Mengevaluasi kondisi ketika itu, saya merasa sedemikian berpengaruhnya ‘kedudukan’ seseorang di sebuah lingkungan. Tak hanya prestasi, tetapi status sosial dan latar belakang budaya bisa membuat hati anak bisa menciut untuk unjuk diri dan kemampuan, termasuk membuka jalur komunikasi dengan orang lain.
Dulu, sepemahaman saya, kondisi itu dikenal dengan istilah krisis identitas.
Identitas yang Mendefinisikan Seseorang
Tentang analisa berikut, saya mencoba mempersingkat pertanyaan-pertanyaan yang diajukan Psikolog dan Edukator Beverly Daniel Tatum untuk menggambarkan kompleksitasnya identitas seseorang.
Di bawah ini adalah berbagai kemungkinan jawaban dari pertanyaan Siapa Saya?
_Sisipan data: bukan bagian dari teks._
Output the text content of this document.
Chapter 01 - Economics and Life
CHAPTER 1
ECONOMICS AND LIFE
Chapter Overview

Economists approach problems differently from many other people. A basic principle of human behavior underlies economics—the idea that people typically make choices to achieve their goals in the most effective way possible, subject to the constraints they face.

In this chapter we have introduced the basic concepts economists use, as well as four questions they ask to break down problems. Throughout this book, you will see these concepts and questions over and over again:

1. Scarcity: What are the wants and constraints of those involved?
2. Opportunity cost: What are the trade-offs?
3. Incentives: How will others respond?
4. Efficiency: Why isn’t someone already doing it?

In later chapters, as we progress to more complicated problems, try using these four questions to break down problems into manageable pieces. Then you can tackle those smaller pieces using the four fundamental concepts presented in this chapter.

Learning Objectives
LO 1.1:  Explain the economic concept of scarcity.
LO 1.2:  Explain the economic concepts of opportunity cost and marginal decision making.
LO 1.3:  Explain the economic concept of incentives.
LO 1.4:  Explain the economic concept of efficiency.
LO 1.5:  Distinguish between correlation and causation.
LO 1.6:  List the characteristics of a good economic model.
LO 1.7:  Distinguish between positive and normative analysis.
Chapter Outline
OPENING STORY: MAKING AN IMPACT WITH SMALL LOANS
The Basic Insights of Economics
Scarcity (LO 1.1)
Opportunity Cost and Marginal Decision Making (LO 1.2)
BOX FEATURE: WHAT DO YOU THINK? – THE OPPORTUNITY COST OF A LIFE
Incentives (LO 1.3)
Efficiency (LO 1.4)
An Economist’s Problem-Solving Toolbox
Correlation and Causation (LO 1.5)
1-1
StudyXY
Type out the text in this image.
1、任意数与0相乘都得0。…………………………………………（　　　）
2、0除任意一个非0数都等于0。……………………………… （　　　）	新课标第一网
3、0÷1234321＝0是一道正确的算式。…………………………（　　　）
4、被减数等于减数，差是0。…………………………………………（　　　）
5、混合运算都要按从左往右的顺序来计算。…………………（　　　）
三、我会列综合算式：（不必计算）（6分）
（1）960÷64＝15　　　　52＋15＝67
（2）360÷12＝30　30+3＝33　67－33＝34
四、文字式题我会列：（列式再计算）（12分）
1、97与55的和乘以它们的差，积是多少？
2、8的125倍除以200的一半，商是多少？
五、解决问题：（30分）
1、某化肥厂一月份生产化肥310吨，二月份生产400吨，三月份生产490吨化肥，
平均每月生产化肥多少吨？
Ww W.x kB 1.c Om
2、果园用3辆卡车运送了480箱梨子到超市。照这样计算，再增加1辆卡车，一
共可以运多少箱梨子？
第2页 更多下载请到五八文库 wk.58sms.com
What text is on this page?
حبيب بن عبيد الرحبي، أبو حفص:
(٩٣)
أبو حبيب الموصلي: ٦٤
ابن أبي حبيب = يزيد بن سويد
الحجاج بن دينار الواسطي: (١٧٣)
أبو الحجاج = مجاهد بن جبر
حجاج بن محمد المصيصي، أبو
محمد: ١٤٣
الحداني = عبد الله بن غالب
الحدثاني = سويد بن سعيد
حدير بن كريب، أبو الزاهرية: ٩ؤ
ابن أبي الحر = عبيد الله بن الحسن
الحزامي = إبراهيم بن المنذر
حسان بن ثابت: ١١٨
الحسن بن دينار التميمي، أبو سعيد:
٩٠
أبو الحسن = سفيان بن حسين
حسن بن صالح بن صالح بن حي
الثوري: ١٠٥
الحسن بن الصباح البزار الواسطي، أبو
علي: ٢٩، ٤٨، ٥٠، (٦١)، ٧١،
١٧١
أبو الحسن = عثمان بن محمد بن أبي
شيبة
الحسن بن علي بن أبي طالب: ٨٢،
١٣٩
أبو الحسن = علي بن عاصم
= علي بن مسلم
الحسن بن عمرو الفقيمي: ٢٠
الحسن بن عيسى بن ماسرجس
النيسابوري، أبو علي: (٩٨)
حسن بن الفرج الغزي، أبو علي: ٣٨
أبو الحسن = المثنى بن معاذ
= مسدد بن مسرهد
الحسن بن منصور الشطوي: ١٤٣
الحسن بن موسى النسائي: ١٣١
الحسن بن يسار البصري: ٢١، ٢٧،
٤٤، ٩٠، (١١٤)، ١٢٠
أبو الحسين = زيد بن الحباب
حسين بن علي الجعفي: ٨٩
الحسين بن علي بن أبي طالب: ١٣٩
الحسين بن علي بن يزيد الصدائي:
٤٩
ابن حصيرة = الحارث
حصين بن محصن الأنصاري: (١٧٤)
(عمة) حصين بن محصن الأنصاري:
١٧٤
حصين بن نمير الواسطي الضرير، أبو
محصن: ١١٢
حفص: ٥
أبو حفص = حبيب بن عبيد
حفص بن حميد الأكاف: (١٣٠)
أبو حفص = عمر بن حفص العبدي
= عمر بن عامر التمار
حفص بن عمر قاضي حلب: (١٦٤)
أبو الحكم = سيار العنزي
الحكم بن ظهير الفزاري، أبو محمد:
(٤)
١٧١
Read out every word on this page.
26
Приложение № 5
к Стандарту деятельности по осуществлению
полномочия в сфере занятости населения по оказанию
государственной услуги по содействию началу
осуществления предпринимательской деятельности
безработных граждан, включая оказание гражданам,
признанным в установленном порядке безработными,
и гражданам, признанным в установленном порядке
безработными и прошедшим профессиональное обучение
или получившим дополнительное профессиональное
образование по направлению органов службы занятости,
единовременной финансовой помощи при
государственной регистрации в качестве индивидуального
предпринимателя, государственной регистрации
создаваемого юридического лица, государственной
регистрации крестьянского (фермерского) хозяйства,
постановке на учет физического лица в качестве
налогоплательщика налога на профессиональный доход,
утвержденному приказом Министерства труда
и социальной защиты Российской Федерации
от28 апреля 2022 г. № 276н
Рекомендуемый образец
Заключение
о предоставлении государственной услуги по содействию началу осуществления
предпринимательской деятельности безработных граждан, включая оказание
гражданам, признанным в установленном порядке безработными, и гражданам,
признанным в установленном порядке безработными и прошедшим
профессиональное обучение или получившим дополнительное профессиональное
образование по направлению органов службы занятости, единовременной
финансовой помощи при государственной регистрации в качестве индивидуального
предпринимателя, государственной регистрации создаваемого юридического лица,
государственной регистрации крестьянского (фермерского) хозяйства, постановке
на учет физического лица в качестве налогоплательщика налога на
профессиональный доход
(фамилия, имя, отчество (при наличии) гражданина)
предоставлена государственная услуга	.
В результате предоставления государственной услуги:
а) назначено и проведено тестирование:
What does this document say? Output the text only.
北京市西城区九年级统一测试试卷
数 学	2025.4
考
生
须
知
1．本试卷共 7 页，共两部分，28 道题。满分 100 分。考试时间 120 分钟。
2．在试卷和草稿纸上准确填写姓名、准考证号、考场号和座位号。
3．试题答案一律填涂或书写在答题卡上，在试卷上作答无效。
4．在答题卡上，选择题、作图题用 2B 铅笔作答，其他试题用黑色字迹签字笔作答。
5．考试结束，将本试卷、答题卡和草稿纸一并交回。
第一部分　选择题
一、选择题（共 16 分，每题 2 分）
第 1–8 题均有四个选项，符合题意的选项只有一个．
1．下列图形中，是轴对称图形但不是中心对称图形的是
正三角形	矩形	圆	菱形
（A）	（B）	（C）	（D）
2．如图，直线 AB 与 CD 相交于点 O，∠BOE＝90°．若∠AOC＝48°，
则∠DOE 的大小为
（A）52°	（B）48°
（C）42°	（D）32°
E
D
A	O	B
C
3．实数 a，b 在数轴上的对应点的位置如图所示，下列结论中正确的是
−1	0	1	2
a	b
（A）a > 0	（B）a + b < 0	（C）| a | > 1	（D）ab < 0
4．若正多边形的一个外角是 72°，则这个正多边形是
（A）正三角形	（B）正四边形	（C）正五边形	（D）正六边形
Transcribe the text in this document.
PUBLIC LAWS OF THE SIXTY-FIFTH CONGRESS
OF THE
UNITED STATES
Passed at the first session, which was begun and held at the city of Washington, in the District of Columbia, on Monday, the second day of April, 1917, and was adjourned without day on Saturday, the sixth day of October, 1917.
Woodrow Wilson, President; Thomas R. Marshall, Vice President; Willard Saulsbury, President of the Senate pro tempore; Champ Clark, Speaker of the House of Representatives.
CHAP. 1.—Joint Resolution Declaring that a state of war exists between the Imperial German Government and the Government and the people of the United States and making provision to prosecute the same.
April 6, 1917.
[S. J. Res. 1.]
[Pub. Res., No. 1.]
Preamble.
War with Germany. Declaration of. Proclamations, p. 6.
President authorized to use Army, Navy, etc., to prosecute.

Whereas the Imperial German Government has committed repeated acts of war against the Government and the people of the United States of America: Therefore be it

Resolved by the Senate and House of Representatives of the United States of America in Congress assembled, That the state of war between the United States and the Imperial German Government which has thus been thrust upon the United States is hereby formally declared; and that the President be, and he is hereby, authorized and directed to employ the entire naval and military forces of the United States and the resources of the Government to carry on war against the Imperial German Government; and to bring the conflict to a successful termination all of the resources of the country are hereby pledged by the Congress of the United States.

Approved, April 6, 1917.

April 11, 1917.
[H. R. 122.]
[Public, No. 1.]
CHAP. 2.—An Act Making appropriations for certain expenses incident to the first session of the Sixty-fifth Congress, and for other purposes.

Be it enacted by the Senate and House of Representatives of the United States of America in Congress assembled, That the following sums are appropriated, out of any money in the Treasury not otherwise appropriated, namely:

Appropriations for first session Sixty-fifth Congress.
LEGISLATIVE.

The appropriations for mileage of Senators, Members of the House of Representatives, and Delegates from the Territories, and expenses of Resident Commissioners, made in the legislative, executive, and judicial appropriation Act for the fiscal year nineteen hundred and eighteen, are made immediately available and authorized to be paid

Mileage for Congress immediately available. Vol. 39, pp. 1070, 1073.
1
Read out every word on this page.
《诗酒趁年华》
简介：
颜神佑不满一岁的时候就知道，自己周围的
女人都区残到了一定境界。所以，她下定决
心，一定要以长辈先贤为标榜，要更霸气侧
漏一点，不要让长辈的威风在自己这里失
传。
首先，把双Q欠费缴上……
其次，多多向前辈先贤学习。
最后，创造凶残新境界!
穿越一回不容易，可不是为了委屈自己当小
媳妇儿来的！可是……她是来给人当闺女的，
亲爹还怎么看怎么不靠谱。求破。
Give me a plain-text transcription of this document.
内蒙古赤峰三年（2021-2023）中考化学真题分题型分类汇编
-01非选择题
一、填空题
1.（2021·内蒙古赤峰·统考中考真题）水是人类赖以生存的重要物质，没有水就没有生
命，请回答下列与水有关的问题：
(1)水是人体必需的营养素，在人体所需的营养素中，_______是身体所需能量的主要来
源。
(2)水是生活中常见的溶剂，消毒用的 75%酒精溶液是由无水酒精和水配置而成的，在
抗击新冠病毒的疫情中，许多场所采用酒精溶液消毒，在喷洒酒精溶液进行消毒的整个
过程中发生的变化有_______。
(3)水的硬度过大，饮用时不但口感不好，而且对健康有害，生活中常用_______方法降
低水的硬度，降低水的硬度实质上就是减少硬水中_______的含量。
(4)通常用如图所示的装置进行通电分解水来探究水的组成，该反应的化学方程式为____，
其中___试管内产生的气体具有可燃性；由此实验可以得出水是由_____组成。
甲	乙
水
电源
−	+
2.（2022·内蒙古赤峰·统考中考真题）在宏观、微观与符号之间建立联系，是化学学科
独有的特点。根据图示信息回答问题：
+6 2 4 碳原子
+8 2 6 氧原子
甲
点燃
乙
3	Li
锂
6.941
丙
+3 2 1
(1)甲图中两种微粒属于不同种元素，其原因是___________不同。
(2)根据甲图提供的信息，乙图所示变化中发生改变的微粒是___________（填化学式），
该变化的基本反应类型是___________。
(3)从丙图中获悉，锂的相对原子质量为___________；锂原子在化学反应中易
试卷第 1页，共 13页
Jawabannya sangat tergantung seberapa besar lingkungan yang disiapkan oleh orang tua kita. Apa yang dikatakan orang tua, teman sebaya, guru, tetangga, orang yang kita temui di jalan? Bagaimana media mendeskripsikan kita? Termasuk Generasi apakah? Bagaimana orang memberi label kepada kita terkait logat ucapan, bahasa yang digunakan, gerak gerik, sopan santun dan kebiasaan kita?
Sepertinya jawaban dari siapa saya, ketika dituliskan tak bisa hanya dalam satu kalimat saja.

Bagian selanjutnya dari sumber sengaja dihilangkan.